Our host, Gokul Thapa met us and, with some careful stacking, managed to get our luggage into his car for a short journey to our guesthouse in Thamel.
We spent our first day exploring the bustling streets of Thamel, discovering shops selling everything from elegant silver jewellery to rucksacks, souvenir tee-shirts to climbing ropes.
The following morning we joined an international group gathered outside the Pilgrim Guest House in Thamel, the lively heart of Kathmandu, Nepal. Over cups of delicious Chia we discovered our new friends had journeyed here from Dubai, Malaysia, and as far afield as Australia. Some had landed the evening before, some had been sightseeing in Kathmandu for a few days and one had already completed a house building project in Bhaktapur. No matter the situation, we had journeyed here with one thing in common – to volunteer to rebuild a little piece of Nepal after the dreadful devastation caused by the earthquake.
Slowly the group grew and we met each other with gentle smiles and shy hello’s. Our nervousness had a sense of energy – the kind of feeling that you get on your first day at a new job and you’re met with a room full of strangers. We were from several backgrounds and a wide age range, but I could sense a kind of similarity amongst us. We were slightly crazy, brave enough to leave our jobs and our families and cross the world to volunteer in a country most of our friends had barely heard of.
Our guide, Gokul Thapa, received a call and we scurried to gather our bags for a short walk through the back streets of Thamel to the old Nepali bus where our Nepali team of builders was waiting.

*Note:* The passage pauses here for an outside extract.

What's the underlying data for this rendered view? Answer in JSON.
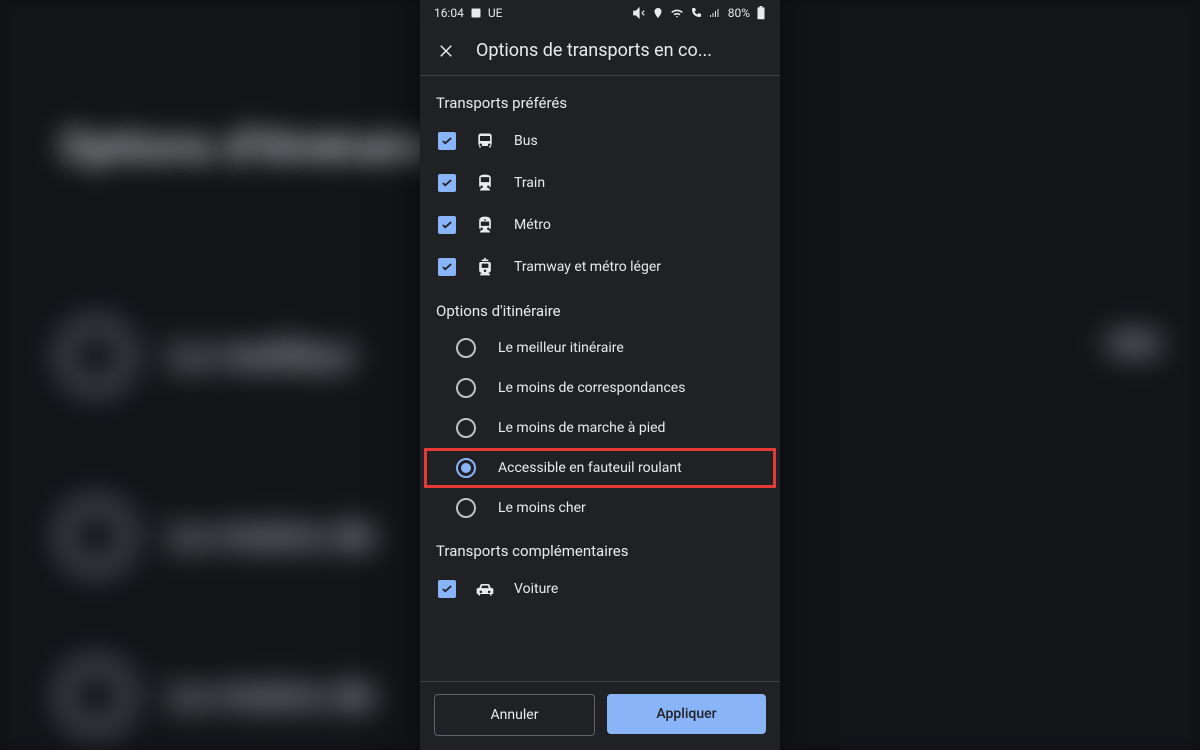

The ride would be about 4 – 6 hours to Dhunche in the Rasuwa region of Central Nepal, nestled in the foothills of the Himalayan Mountains. Here we would leave the bus and trek to Semjong Primary School, a journey of some three hours over terrain still damaged in places by the earthquake which struck the country killing nearly 9,000 people and injuring nearly 22,000.
I found the trek difficult, the thinness of the air and my unfitness proved a challenging combination. The track was washed away in places, waterfalls strewn with huge fallen boulders, but the Nepalese in their bare feet made it look like a walk in the park.

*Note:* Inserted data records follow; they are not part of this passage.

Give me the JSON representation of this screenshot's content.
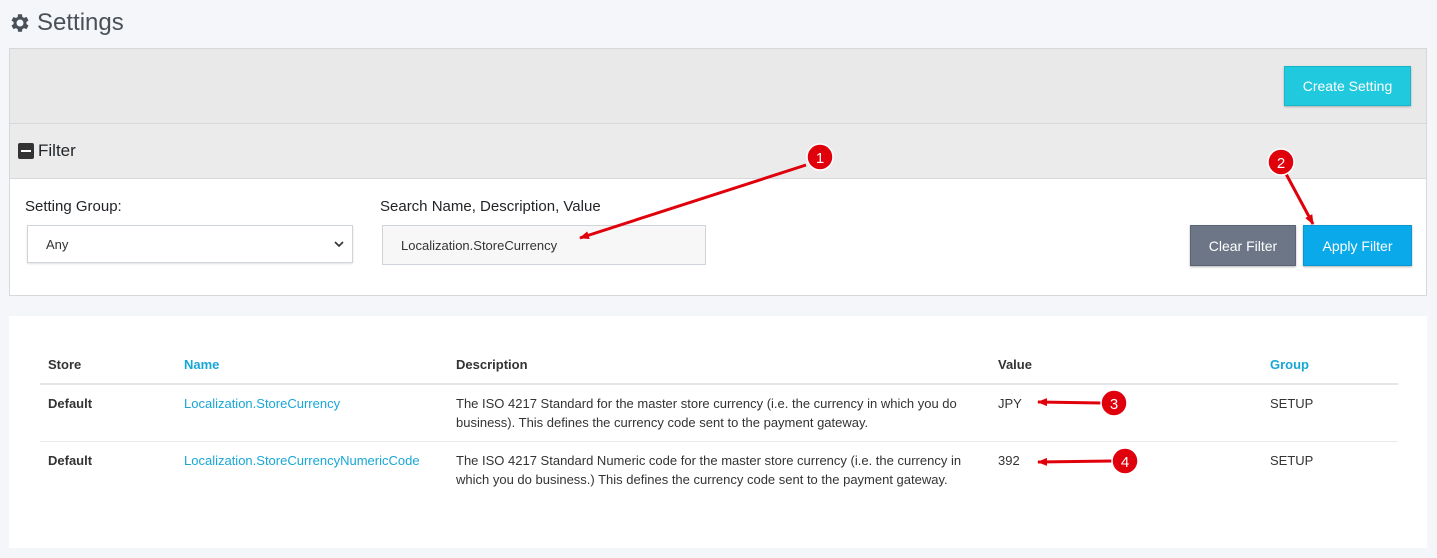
{
  "page": {
    "title": "Settings",
    "icon": "gear-icon"
  },
  "toolbar": {
    "create_label": "Create Setting"
  },
  "filter": {
    "header_label": "Filter",
    "group_label": "Setting Group:",
    "group_value": "Any",
    "search_label": "Search Name, Description, Value",
    "search_value": "Localization.StoreCurrency",
    "clear_label": "Clear Filter",
    "apply_label": "Apply Filter"
  },
  "table": {
    "headers": [
      "Store",
      "Name",
      "Description",
      "Value",
      "Group"
    ],
    "rows": [
      {
        "store": "Default",
        "name": "Localization.StoreCurrency",
        "description": "The ISO 4217 Standard for the master store currency (i.e. the currency in which you do business). This defines the currency code sent to the payment gateway.",
        "value": "JPY",
        "group": "SETUP"
      },
      {
        "store": "Default",
        "name": "Localization.StoreCurrencyNumericCode",
        "description": "The ISO 4217 Standard Numeric code for the master store currency (i.e. the currency in which you do business.) This defines the currency code sent to the payment gateway.",
        "value": "392",
        "group": "SETUP"
      }
    ]
  },
  "annotations": {
    "markers": [
      "1",
      "2",
      "3",
      "4"
    ],
    "color": "#e0000b"
  },
  "colors": {
    "accent": "#17a7d6",
    "create": "#20c9de",
    "apply": "#0aa9ea",
    "clear": "#6c7686"
  }
}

The day after the earthquake Gokul was about to welcome a group from the USA for an Everest trek. The group were from JRM Foundation and they soon got to work on hiring a helicopter and delivering aid to the least accessible areas.
Since that day JRM Foundation and Real Himalaya have been volunteering their time repairing houses and rebuilding schools in villages where they witnessed the extensive loss of infrastructure and loss of life.